SELECT old_state_id FROM states WHERE old_state_id NOT IN (SELECT state_id FROM states)
After a few seconds phpmyadmin gave me an error that it has lost connection to the server. HA logs were also complaining the same. Seems this query crashed my MariaDB database.
Now, I am not DBA but even I know this simple query causing a DB crash is a bad sign!
So, looking in the MariaDB addon logs, this showed the crash and some pointers. Whilst, unfortunately I didn’t keep a copy of the error, it was basically pointing me to some corruption in a number of indexes.
So, that got me looking at my indexes on my HomeAssistant DB and also noticed that there were many duplicate indexes (some of them were the ones seemingly causing the crash)
I deleted the older version of each duplicate index (ie the one without a suffix number or the lowest numbers in the case of more than 1 duplicate).

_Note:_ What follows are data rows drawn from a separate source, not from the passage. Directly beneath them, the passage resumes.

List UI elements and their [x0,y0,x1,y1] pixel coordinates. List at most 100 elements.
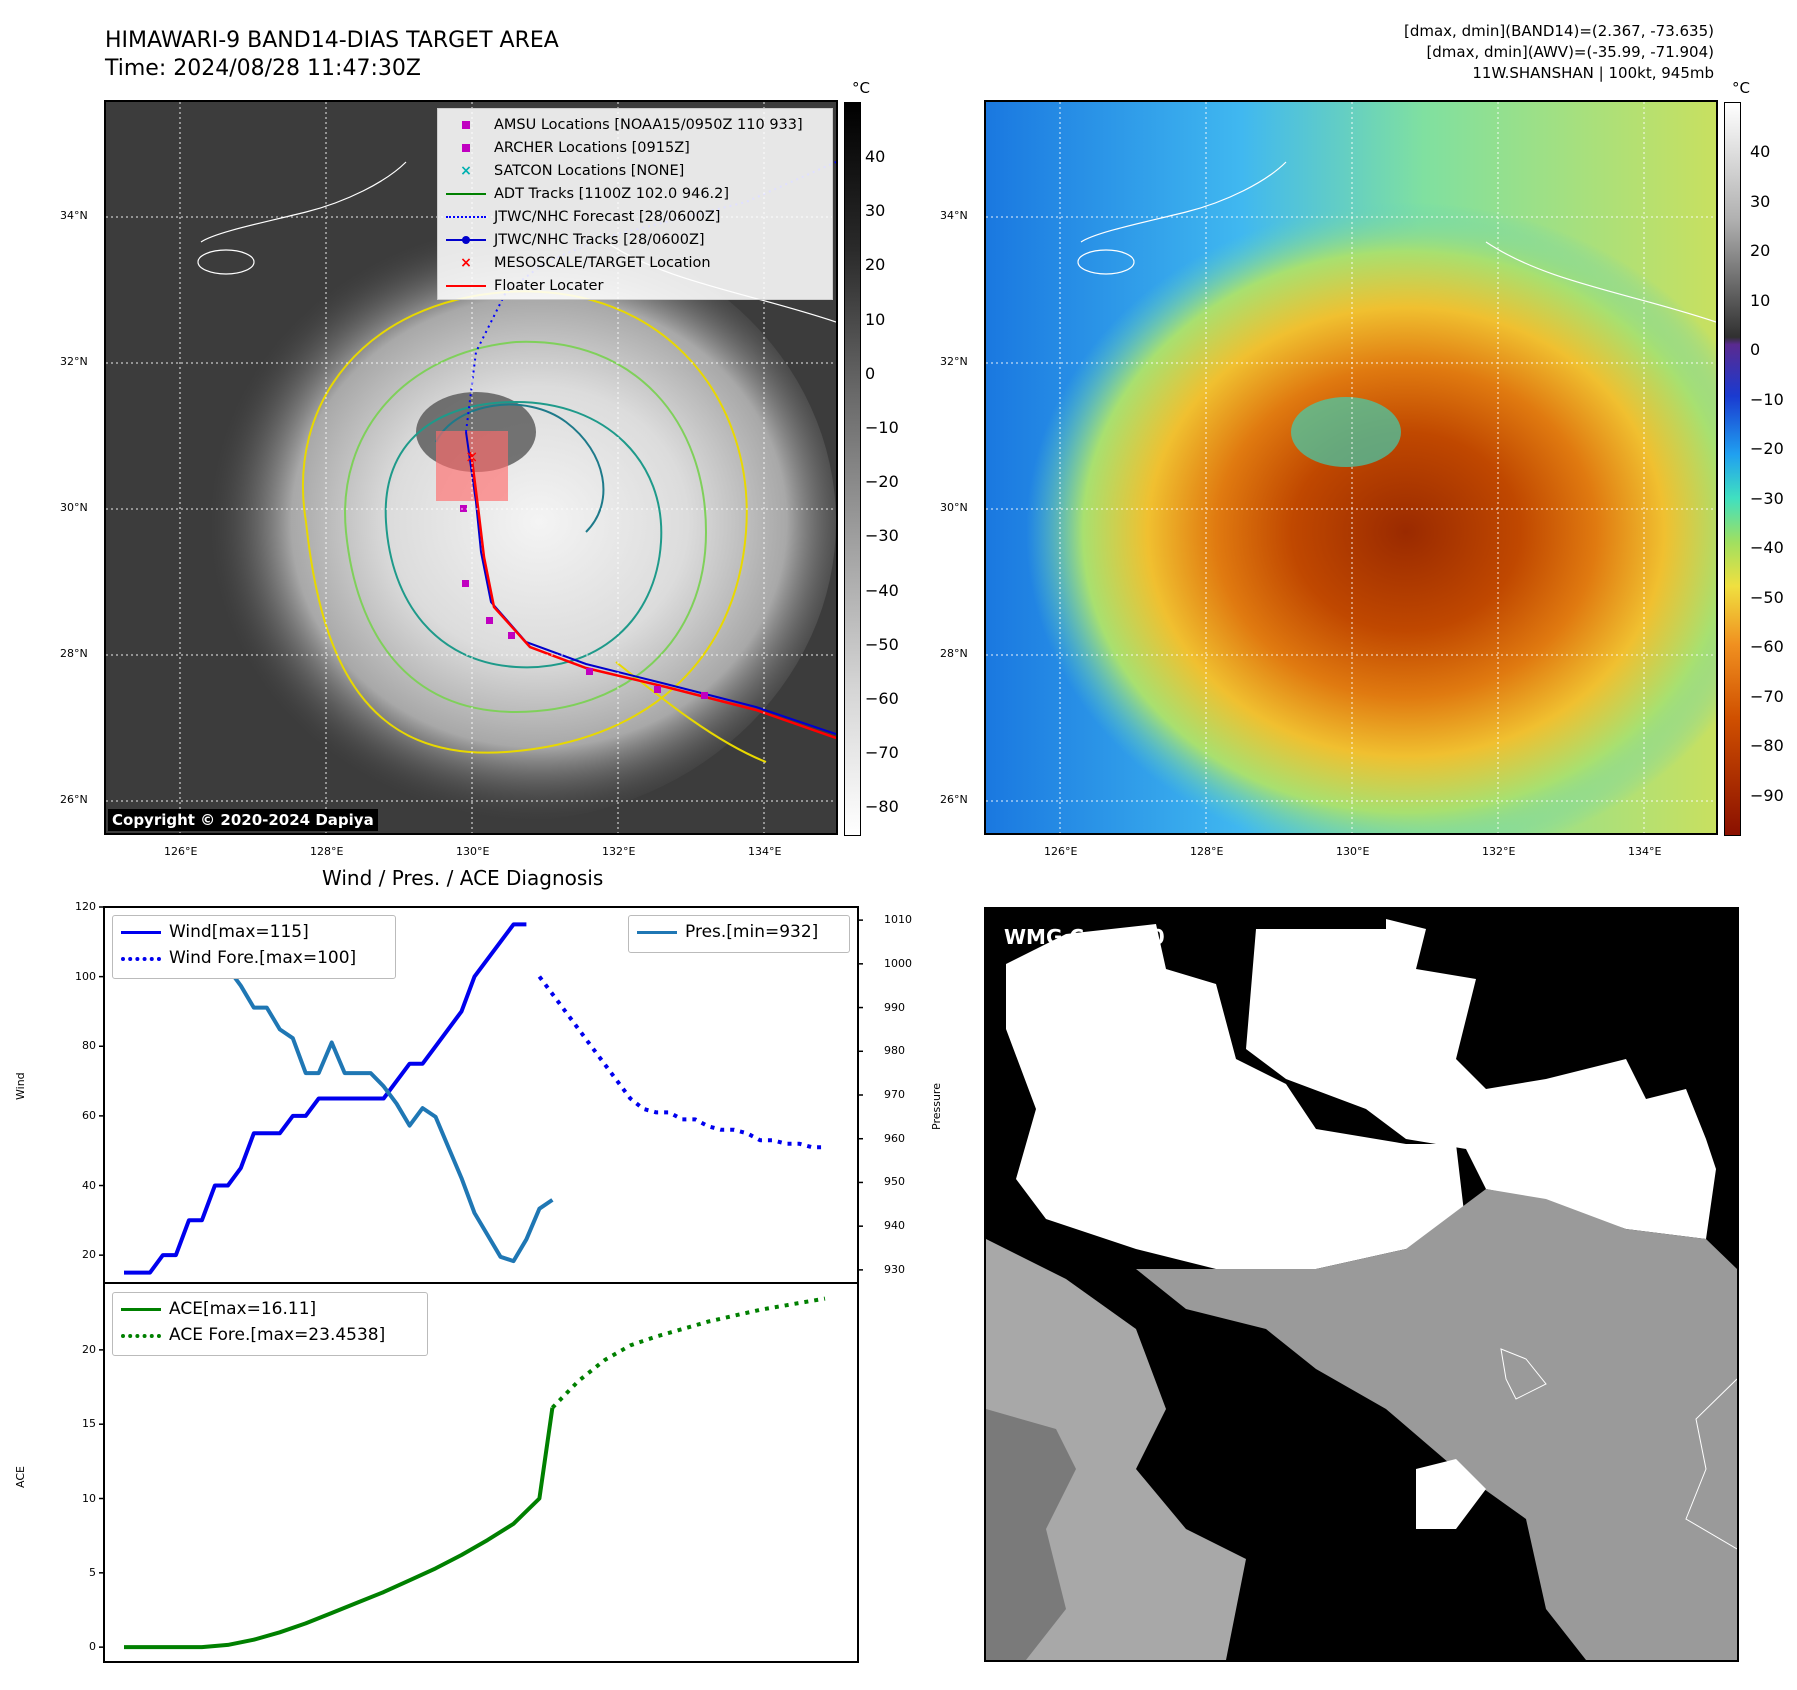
legend-item-ace: ACE[max=16.11] [121,1296,419,1322]
ace-forecast-series-line [550,1296,826,1410]
legend-item-wind: Wind[max=115] [121,919,387,945]
right-colorbar-unit: °C [1732,79,1750,97]
wind-tick: 40 [82,1178,96,1192]
legend-item-archer: ARCHER Locations [0915Z] [446,136,824,159]
pressure-axis-label: Pressure [930,1083,943,1130]
left-colorbar [844,102,861,836]
legend-item-amsu: AMSU Locations [NOAA15/0950Z 110 933] [446,113,824,136]
lon-label: 128°E [310,845,344,858]
legend-item-satcon: × SATCON Locations [NONE] [460,162,685,179]
meta-awv: [dmax, dmin](AWV)=(-35.99, -71.904) [1426,43,1714,61]
wmg-count: WMG Count: 0 [1004,925,1165,949]
ir-map-panel: × AMSU Locations [NOAA15/0950Z 110 933] … [104,100,838,835]
left-colorbar-tick: 10 [865,309,886,329]
left-colorbar-tick: −40 [865,580,899,600]
wmg-image [986,909,1737,1660]
awv-map-panel [984,100,1718,835]
wmg-panel: WMG Count: 0 [984,907,1739,1662]
meta-storm: 11W.SHANSHAN | 100kt, 945mb [1472,64,1714,82]
copyright-notice: Copyright © 2020-2024 Dapiya [108,809,378,831]
left-colorbar-tick: −20 [865,472,899,492]
right-colorbar-tick: 10 [1750,290,1771,310]
left-colorbar-tick: −70 [865,743,899,763]
legend-item-floater: Floater Locater [446,274,824,297]
wind-tick: 100 [75,969,96,983]
svg-text:×: × [465,447,478,466]
lat-label: 30°N [60,501,88,514]
legend-item-adt: ADT Tracks [1100Z 102.0 946.2] [446,182,824,205]
legend-item-ace-fore: ACE Fore.[max=23.4538] [121,1322,419,1348]
lat-label: 34°N [940,209,968,222]
lon-label: 126°E [164,845,198,858]
lon-label: 132°E [602,845,636,858]
left-colorbar-tick: −30 [865,526,899,546]
wind-legend: Wind[max=115] Wind Fore.[max=100] [112,915,396,979]
pressure-tick: 930 [884,1262,905,1276]
lat-label: 30°N [940,501,968,514]
left-colorbar-tick: −10 [865,418,899,437]
ace-panel-frame [103,1282,859,1663]
left-colorbar-tick: 40 [865,147,886,166]
pressure-tick: 980 [884,1044,905,1058]
legend-item-jtwc-forecast: JTWC/NHC Forecast [28/0600Z] [446,205,824,228]
right-colorbar [1724,102,1741,836]
right-colorbar-tick: −70 [1750,686,1784,706]
diagnosis-chart [99,906,863,1663]
pressure-legend: Pres.[min=932] [628,915,850,953]
legend-item-pres: Pres.[min=932] [637,919,841,945]
lon-label: 126°E [1044,845,1078,858]
lon-label: 128°E [1190,845,1224,858]
right-colorbar-tick: −80 [1750,736,1784,755]
lon-label: 134°E [1628,845,1662,858]
awv-map-image [986,102,1716,833]
lat-label: 26°N [60,793,88,806]
chart-title: HIMAWARI-9 BAND14-DIAS TARGET AREA [105,28,559,53]
pressure-tick: 940 [884,1219,905,1233]
lat-label: 28°N [940,647,968,660]
lat-label: 32°N [60,355,88,368]
lon-label: 132°E [1482,845,1516,858]
lon-label: 134°E [748,845,782,858]
right-colorbar-tick: 20 [1750,241,1771,260]
left-colorbar-tick: −50 [865,634,899,654]
lat-label: 28°N [60,647,88,660]
lon-label: 130°E [1336,845,1370,858]
right-colorbar-tick: −90 [1750,785,1784,805]
ace-series-line [124,1407,555,1650]
right-colorbar-tick: −40 [1750,538,1784,557]
right-colorbar-tick: −50 [1750,587,1784,607]
pressure-tick: 990 [884,1000,905,1014]
legend-item-jtwc-tracks: JTWC/NHC Tracks [28/0600Z] [446,228,824,251]
pressure-tick: 1000 [884,956,912,970]
wind-tick: 60 [82,1108,96,1122]
wind-tick: 80 [82,1039,96,1053]
wind-series-line [124,922,527,1275]
left-colorbar-tick: 30 [865,201,886,221]
right-colorbar-tick: 40 [1750,142,1771,161]
wind-tick: 120 [75,900,96,913]
ace-tick: 0 [89,1640,96,1654]
ace-tick: 15 [82,1417,96,1431]
ace-tick: 20 [82,1342,96,1356]
lat-label: 26°N [940,793,968,806]
ace-tick: 5 [89,1565,96,1579]
meta-band14: [dmax, dmin](BAND14)=(2.367, -73.635) [1403,22,1714,40]
left-colorbar-tick: 20 [865,255,886,275]
pressure-tick: 960 [884,1131,905,1145]
right-colorbar-tick: 0 [1750,340,1761,359]
lat-label: 32°N [940,355,968,368]
right-colorbar-tick: −20 [1750,439,1784,458]
lon-label: 130°E [456,845,490,858]
lat-label: 34°N [60,209,88,222]
pressure-tick: 1010 [884,913,912,927]
wind-tick: 20 [82,1248,96,1262]
right-colorbar-tick: −60 [1750,637,1784,656]
wind-forecast-series-line [537,975,825,1150]
ace-tick: 10 [82,1491,96,1505]
pressure-tick: 950 [884,1175,905,1189]
left-colorbar-tick: −80 [865,797,899,817]
left-colorbar-tick: −60 [865,689,899,708]
legend-item-mesoscale: × MESOSCALE/TARGET Location [460,254,711,271]
diagnosis-title: Wind / Pres. / ACE Diagnosis [322,866,604,890]
pressure-tick: 970 [884,1088,905,1101]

Also restarted the whole HAOS server after this to allow the server to restart cleanly and do integraity checks when it comes up. These all said OK.
I was now able to run queries but noticed some odd behaviour in that when I browsed the states table, it would show a different count than if I just did a:
SELECT count(*) from states
So, after a bit of googling, it seemed the best thing to do was to rebuild the indexes. I did this by running an:
OPTIMIZE TABLE table_name
on each table in turn. As a note, this caused HA to log issues that it was not able to write to the DB due to a deadlock (which is fine as the optimize routine locks the table until it has rebuilt it and rebuilt all the indexes). I may have lost some state changes for the stats tables but think that it a minor issue compared to the one I am fixing.
I have now run a manual purge and it, so far seems to be running fine and has deleted over 2M records from the states table.
So, in the end, not the actual problem I thought, or intimated by the error, but a much more serious db corruption issue.